This project is from the work of Google DeepMind DOI: 10.1126/science.adi2336. original copyright information below:
The Colab notebook and the associated code are licensed under the Apache License, Version 2.0. You may obtain a copy of the License at: https://www.apache.org/licenses/LICENSE-2.0.
The model weights are made available for use under the terms of the Creative Commons Attribution-NonCommercial-ShareAlike 4.0 International (CC BY-NC-SA 4.0). You may obtain a copy of the License at: https://creativecommons.org/licenses/by-nc-sa/4.0/.
The weights were trained on ECMWF's ERA5 and HRES data. The colab includes a few examples of ERA5 and HRES data that can be used as inputs to the models. ECMWF data product are subject to the following terms:
This is not an officially supported Google product.

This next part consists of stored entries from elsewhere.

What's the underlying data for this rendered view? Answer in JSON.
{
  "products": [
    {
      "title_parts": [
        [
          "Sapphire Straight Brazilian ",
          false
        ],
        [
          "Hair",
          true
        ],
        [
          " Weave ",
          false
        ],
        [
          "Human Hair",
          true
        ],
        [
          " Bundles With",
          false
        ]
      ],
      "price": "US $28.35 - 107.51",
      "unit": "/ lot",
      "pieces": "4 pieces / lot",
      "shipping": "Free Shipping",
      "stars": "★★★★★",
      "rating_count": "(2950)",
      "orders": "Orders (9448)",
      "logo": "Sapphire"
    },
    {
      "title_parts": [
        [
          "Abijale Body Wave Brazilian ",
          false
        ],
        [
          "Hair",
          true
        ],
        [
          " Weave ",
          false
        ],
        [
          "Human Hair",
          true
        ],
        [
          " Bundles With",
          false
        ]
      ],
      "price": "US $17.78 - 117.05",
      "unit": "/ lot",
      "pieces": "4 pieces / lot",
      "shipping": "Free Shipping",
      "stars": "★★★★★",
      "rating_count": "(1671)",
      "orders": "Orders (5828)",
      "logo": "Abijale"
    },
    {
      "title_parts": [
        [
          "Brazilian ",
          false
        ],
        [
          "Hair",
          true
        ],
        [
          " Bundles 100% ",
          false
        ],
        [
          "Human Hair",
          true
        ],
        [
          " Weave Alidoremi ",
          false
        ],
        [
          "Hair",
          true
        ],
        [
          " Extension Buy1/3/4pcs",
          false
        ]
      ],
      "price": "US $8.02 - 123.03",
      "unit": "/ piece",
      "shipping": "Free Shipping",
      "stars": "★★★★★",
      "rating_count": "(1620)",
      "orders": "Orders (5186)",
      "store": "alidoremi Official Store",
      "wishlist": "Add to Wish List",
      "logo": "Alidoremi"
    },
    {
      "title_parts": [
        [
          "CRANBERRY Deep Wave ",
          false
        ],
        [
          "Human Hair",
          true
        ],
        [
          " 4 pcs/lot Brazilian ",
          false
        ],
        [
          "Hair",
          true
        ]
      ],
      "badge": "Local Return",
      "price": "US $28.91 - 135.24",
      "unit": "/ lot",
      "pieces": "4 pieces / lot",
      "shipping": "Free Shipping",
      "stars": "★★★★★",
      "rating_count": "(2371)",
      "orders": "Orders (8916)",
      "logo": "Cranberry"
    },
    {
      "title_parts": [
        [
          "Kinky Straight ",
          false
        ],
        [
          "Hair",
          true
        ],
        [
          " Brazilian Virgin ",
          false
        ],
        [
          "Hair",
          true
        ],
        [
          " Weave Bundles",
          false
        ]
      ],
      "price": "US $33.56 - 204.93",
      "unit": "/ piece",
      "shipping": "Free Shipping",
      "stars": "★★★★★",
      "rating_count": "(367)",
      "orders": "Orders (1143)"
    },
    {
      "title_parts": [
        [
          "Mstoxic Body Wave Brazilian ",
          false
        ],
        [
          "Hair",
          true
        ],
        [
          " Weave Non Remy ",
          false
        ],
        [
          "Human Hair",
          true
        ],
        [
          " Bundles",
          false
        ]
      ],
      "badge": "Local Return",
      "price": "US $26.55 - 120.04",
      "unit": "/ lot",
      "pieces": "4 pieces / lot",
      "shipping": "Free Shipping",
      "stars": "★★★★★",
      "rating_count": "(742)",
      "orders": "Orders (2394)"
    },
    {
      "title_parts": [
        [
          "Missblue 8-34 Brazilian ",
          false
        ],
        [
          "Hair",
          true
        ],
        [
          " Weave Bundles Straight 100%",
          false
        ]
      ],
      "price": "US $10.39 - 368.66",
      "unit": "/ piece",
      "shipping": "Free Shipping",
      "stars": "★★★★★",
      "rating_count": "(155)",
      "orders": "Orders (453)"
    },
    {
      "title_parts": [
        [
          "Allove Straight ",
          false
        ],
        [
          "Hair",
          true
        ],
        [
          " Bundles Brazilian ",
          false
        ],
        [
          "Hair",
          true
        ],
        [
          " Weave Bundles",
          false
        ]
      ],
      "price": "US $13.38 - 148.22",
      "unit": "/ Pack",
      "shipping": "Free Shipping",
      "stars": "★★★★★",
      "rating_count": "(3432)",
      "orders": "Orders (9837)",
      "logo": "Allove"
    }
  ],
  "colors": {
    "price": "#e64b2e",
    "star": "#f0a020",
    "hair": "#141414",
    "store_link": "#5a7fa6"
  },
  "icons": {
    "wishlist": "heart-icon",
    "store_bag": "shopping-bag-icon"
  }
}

Copyright 2023 DeepMind Technologies Limited.
If you use this work, consider citing our paper:
@article{lam2022graphcast,
title={GraphCast: Learning skillful medium-range global weather forecasting},
author={Remi Lam and Alvaro Sanchez-Gonzalez and Matthew Willson and Peter Wirnsberger and Meire Fortunato and Alexander Pritzel and Suman Ravuri and Timo Ewalds and Ferran Alet and Zach Eaton-Rosen and Weihua Hu and Alexander Merose and Stephan Hoyer and George Holland and Jacklynn Stott and Oriol Vinyals and Shakir Mohamed and Peter Battaglia},
year={2022},
eprint={2212.12794},
archivePrefix={arXiv},
primaryClass={cs.LG}
}
Related Article:
[从零开始运行 GraphCast (AutoDL 或者其他新的环境)【 jupyter 示例 】](http://t.csdnimg.cn/3YqvT)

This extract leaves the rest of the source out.